キノコさんには悪いですが電気をつけます。

「うるさいな~。」

アルツ君がブツブツ言いながら立ち上がります。


えっ~!!!

エエェェ(´゚д゚`)ェェエエ


布団から這い出してきたアルツ君は上半身裸です!

???

立ち上がると寝巻のズボンもはいておらず紙パンツ一丁です。

まるで弱っちいプロレスラーのようです。

「なんで上着を着てないんだ?」

「最初から着てないもん!」

アルツ君の就寝前に寝巻の上着を着せたのはヤッチです。

(-_-;)

「そんなわけないじゃん!」

見ると布団の隅の方に寝巻は脱ぎ捨ててあります。

???

寝巻のズボンの方を手に取るとビッショリ!!

「なんで~?」

アルツ君の紙パンツを確かめます。

やはり…

ビッショリ…。

というよりキャパシティーオーバーです。

「おいおい。こんな重たい紙パンツ履いて寝てたら、警察に過積載でキップ切られるぞ~!」

「そっか?俺は重くないぞ。」

「重いって悲鳴あげてるのは紙パンツ君だよ。ほらほら黄疸が出ちゃってるよ~。」

しかしあれだけトイレに自分で何回も足を運んでいたのに何でこんなに紙パンツに失禁しているのか…。

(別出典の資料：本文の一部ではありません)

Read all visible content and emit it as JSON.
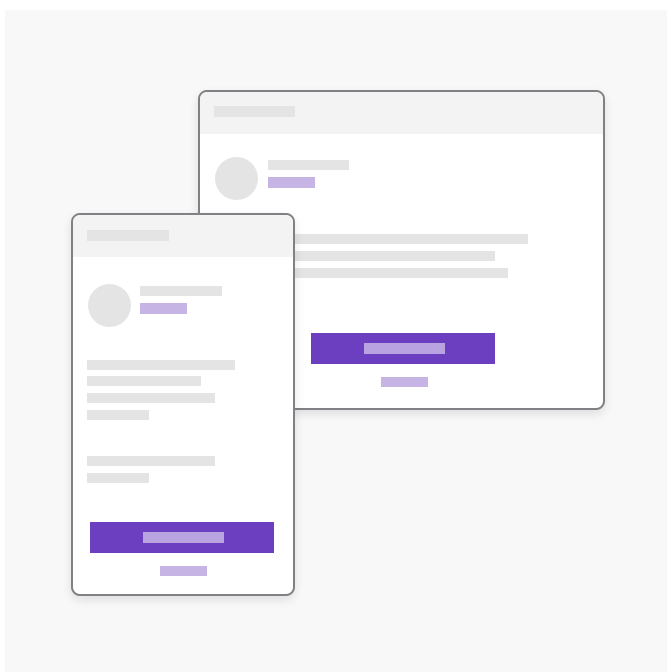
{
  "colors": {
    "background": "#f8f8f8",
    "window_border": "#808185",
    "titlebar": "#f3f3f3",
    "placeholder": "#e4e4e4",
    "accent_light": "#c6b4e4",
    "accent": "#6b3fbf"
  },
  "desktop_window": {
    "kind": "desktop",
    "placeholder_icon": "avatar-circle"
  },
  "mobile_window": {
    "kind": "mobile",
    "placeholder_icon": "avatar-circle"
  }
}
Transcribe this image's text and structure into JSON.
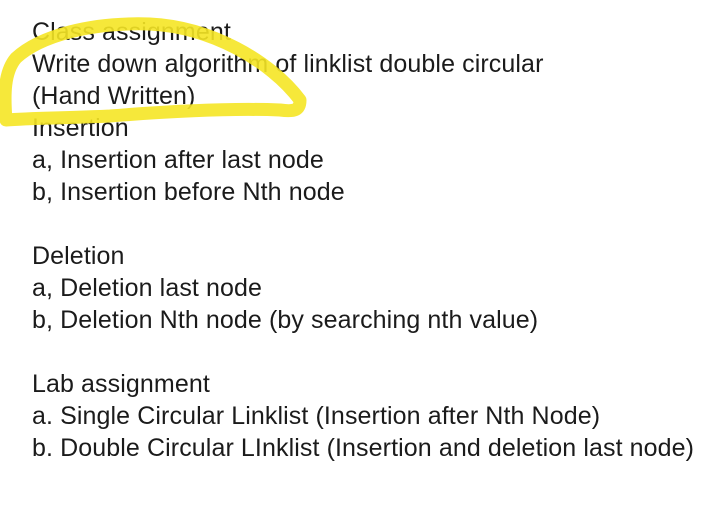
{
  "document": {
    "class_assignment": {
      "heading": "Class assignment",
      "task_line": "Write down algorithm of linklist double circular",
      "note": "(Hand Written)"
    },
    "insertion": {
      "heading": "Insertion",
      "items": [
        "a, Insertion after last node",
        "b, Insertion before Nth node"
      ]
    },
    "deletion": {
      "heading": "Deletion",
      "items": [
        "a, Deletion last node",
        "b, Deletion Nth node (by searching nth value)"
      ]
    },
    "lab_assignment": {
      "heading": "Lab assignment",
      "items": [
        "a. Single Circular Linklist (Insertion after Nth Node)",
        "b. Double Circular LInklist (Insertion and deletion last node)"
      ]
    }
  },
  "highlight": {
    "color": "#f5e625"
  }
}
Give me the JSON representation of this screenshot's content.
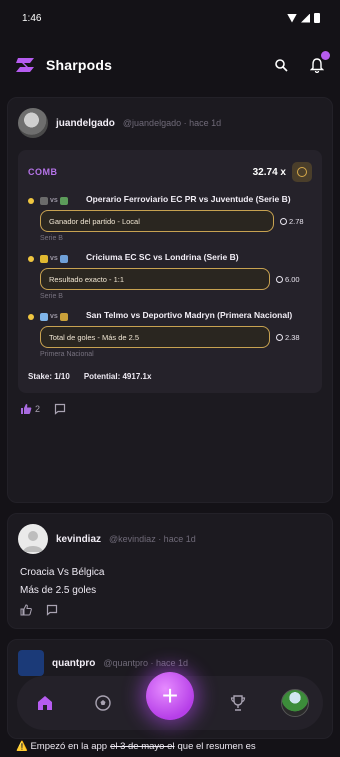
{
  "status_bar": {
    "time": "1:46"
  },
  "header": {
    "app_title": "Sharpods",
    "icons": [
      "search-icon",
      "bell-icon"
    ],
    "colors": {
      "brand": "#B65CF0",
      "background": "#141217"
    }
  },
  "posts": [
    {
      "username": "juandelgado",
      "handle": "@juandelgado · hace 1d",
      "bet": {
        "type": "COMB",
        "odds": "32.74 x",
        "legs": [
          {
            "match": "Operario Ferroviario EC PR vs Juventude (Serie B)",
            "pick": "Ganador del partido - Local",
            "odds": "2.78",
            "league": "Serie B"
          },
          {
            "match": "Criciuma EC SC vs Londrina (Serie B)",
            "pick": "Resultado exacto - 1:1",
            "odds": "6.00",
            "league": "Serie B"
          },
          {
            "match": "San Telmo vs Deportivo Madryn (Primera Nacional)",
            "pick": "Total de goles - Más de 2.5",
            "odds": "2.38",
            "league": "Primera Nacional"
          }
        ],
        "stake": "Stake: 1/10",
        "potential": "Potential: 4917.1x"
      },
      "likes": "2"
    },
    {
      "username": "kevindiaz",
      "handle": "@kevindiaz · hace 1d",
      "text_lines": [
        "Croacia Vs Bélgica",
        "Más de 2.5 goles"
      ]
    },
    {
      "username": "quantpro",
      "handle": "@quantpro · hace 1d"
    }
  ],
  "bottom_nav": {
    "fab_label": "+"
  },
  "banner": {
    "text_start": "⚠️ Empezó en la app",
    "text_struck": "el 3 de mayo el",
    "text_end": "que el resumen es"
  }
}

寝巻のズボンが濡れて気持ち悪くなるのはわかりますがなぜ故上着まで脱がなくてはいけないのか…。

謎は深まるばかりです。

しかもデイサービスから帰って来てから大量に水分を摂取していないのに何でこんなにキップを切られるほどのおしっこが出るのか…。

首をかしげることばかりです…。

(´ェ`)ン-・・

「今度はこんなに重くなる前に奥さんか俺に言えよ。」

「ばあさんはグーグー寝てるからダメだ。」

さすがにキノコさんも二人のやり取りを布団の中で聞いています。

大量失禁後の紙パンツを丸めるのはヤッチはどうも苦手です。

『好き』という人もいないと思いますが…。

紙パンツを新しいものに履き替えてもらい、ヤッチも寝床につきます。

寝床についてももう脳が覚醒して深い眠りにつけません。

今日一日を振り返ることにします…。

………

あることに気づきました…。

( -Д-) ゚Д゚)フムフム

アルツ君が床についてからトイレに行く回数が多いのがデイサービスに行った日と一致します。

???

もしや…。

デイサービスでまた調子にのっておしゃべりを繰り返し、大量にお茶かコーヒーを飲んでいるのでは…??

━─━─【わかりま線】─━─━

次回確認する必要がありそうです…。

寝付けない秋の夜長を満喫しているのはヤッチだけではなく、アルツ君も同じようでアルツ君のパレードは続きます。

この後も何回かアルツ君はトイレに立ち、明け方近くにアルツ君の大きな声が聞こえてきます。

「おーい。俺にこんな重たいパンツ履かせたのは誰だ?」

アルツ君

さすがです…

(; ̄ー ̄川 アセアセ


この後2回合計3回アルツ君に過積載のキップを切り、免停にしてやりました。